CHICAGO-As GlobeSt.com reported Wedensday morning, Hilco is now marketing 61 assets formerly owned by bankrupt Hostess and not branded to any of the firm's products. Here is a complete list of the properties being marketed to date.
The original story appears below:
CHICAGO-This morning news broke that some $800 million of Hostess branded assets, including trucks equipment and real estate, would be sold to a variety of investors. As GlobeSt.com reported a few weeks back, Hilco Real Estate, based in Northbrook, IL, has landed the sizable assignment of disposing of the non-branded assets left behind after the bankruptcy.
Now we know that there is a list of some 61 assets spread around 22 states and not specifically attached to a Hostess brand that are to be sold off.
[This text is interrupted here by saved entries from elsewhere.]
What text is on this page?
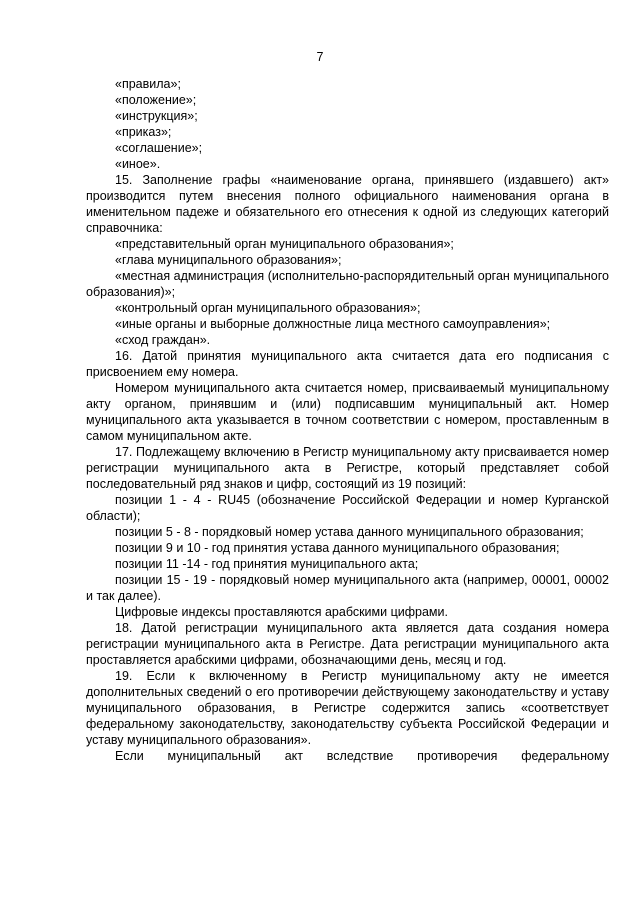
7

«правила»;

«положение»;

«инструкция»;

«приказ»;

«соглашение»;

«иное».

15. Заполнение графы «наименование органа, принявшего (издавшего) акт» производится путем внесения полного официального наименования органа в именительном падеже и обязательного его отнесения к одной из следующих категорий справочника:

«представительный орган муниципального образования»;

«глава муниципального образования»;

«местная администрация (исполнительно-распорядительный орган муниципального образования)»;

«контрольный орган муниципального образования»;

«иные органы и выборные должностные лица местного самоуправления»;

«сход граждан».

16. Датой принятия муниципального акта считается дата его подписания с присвоением ему номера.

Номером муниципального акта считается номер, присваиваемый муниципальному акту органом, принявшим и (или) подписавшим муниципальный акт. Номер муниципального акта указывается в точном соответствии с номером, проставленным в самом муниципальном акте.

17. Подлежащему включению в Регистр муниципальному акту присваивается номер регистрации муниципального акта в Регистре, который представляет собой последовательный ряд знаков и цифр, состоящий из 19 позиций:

позиции 1 - 4 - RU45 (обозначение Российской Федерации и номер Курганской области);

позиции 5 - 8 - порядковый номер устава данного муниципального образования;

позиции 9 и 10 - год принятия устава данного муниципального образования;

позиции 11 -14 - год принятия муниципального акта;

позиции 15 - 19 - порядковый номер муниципального акта (например, 00001, 00002 и так далее).

Цифровые индексы проставляются арабскими цифрами.

18. Датой регистрации муниципального акта является дата создания номера регистрации муниципального акта в Регистре. Дата регистрации муниципального акта проставляется арабскими цифрами, обозначающими день, месяц и год.

19. Если к включенному в Регистр муниципальному акту не имеется дополнительных сведений о его противоречии действующему законодательству и уставу муниципального образования, в Регистре содержится запись «соответствует федеральному законодательству, законодательству субъекта Российской Федерации и уставу муниципального образования».

Если муниципальный акт вследствие противоречия федеральному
And in future weeks, the executives tell us, that inventory is set to double.
Actually, the sale involves more than just real estate. “We have a global role,” says SVP Joel Schneider Sr. In addition to “helping to liquidate all of the remaining Hostess locations that aren't being sold as part of a brand sale, our industrial folks have been hired to sell all of the machinery and equipment and all of the rolling stock.”
Schneider was hesitant to place a value on the sale in part because the total number of assets to be sold has not yet been released to Hilco. Buyers of specific Hostess brands, such as its snack-cake lines, “have identified properties they want to take along,” explains Geoff Schnipper, distribution VP. “Those sales have pretty much concluded.”
There was a list of 92 properties in that asset purchase agreement,” he explains, and the buyer was allowed to take 30. The remainder will go, probably in the next two weeks, to Hilco.
In these initial stages of marketing, the Hilco executives say, interest has been both brisk and broad-based. Users looking to establish or relocate their companies and portfolio buyers have expressed interest.
In addition, since many of the assets, which consist primarily of manufacturing, distribution and retail (or in the lingo of Hostess, “depots”) are “of the '60s and '70s” vintage, developers are also a prime target for purchase.
Schneider says a prime focus of the sale is the expedient closing of the portfolio, but he has no specific timeframe other than to say he expects most assets will be through the pipeline within the year. June 12 is the bid deadline.